CHAPTER IV
STANZA FORMS
Roughly speaking, the stanza in verse corresponds to the paragraph in prose. It is a fixed division of the composition containing a certain number of lines arranged in a certain rhyming order. Very often each stanza contains a distinct and rounded thought, such as is found in a paragraph, though this plan of construction is not universally followed by any means. In sharp dramatic verse one must use a simple stanza form built so that each thought ends with the last word of the last line. But when the movement is languid the meter and stanza form may be more intricate and it is sometimes best to let the thought flow from one stanza to another without even the jerk of the period. The effect to be produced is everything and should determine not only the stanza to be used but the details of the treatment as well. The great poet can bend any meter or stanza form to his use, as witness Thomas Hood with his galloping stanzas in the “Bridge of Sighs,” but an ordinary mortal must produce his effects more obviously. The greater skill one has the greater liberties one can take in his choice of materials, just as a clever after-dinner speaker may say many things which from a less tactful person would be deemed offensive. Thomas Hood can write his dirges in dactylics with triple rhymes, but we must model ours on Gray’s “Elegy” or “In Memoriam.”

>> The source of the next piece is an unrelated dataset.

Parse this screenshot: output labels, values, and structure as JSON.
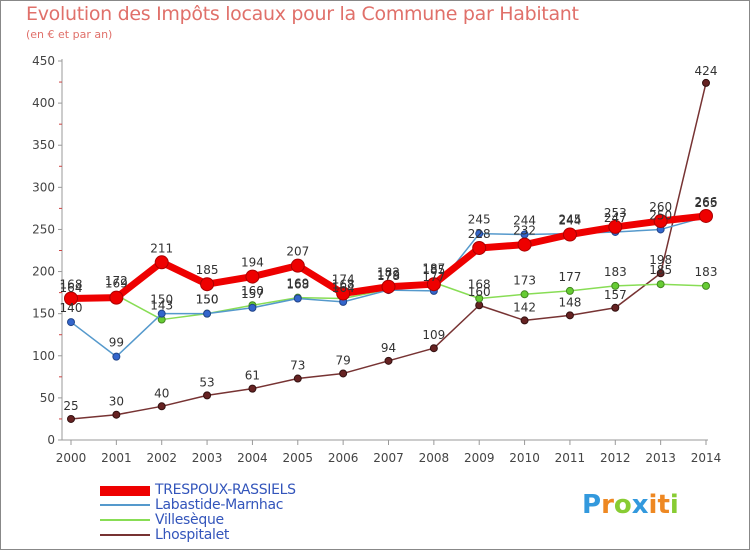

Still the variety of stanzas is so large that one should be able to fit almost any verse mood without the necessity of inventing a new form or turning an old one out of its beaten track. There are little dimeter couplets like Herrick’s:
“There thou shalt be
High priest to me.”
And there is the three-line stanza in many forms, of which this from Landor is an example:
“Children, keep up that harmless play,
Your kindred angels plainly say
By God’s authority ye may.”
And the four-line stanza—its name is legion.
The whole question resolves itself into the suitability of the form to the matter. The vehicle which carries the thought best is the one to be selected. The more appropriate the construction of the poem—the rhymes, the meter and the stanza—the better it will carry out the writer’s intention. Instead of hampering his thought it will assist it.
As a means of becoming acquainted with the wide resources which wait the verse maker, the student should copy and imitate every stanza form not familiar to him. In this way he will learn for himself why the Spenserian stanza used by Keats in his “Eve of St. Agnes” is good for one sort of narrative and why the ballad stanza used by Coleridge in his “Ancient Mariner” is good for another; why one sort of stanza sings merrily and why another is fitted for funeral hymns. Best of all, he will learn that he does not have to choose among “long meter,” “short meter” and “Hallelujah meter,” but that an almost indefinite field lies open for him.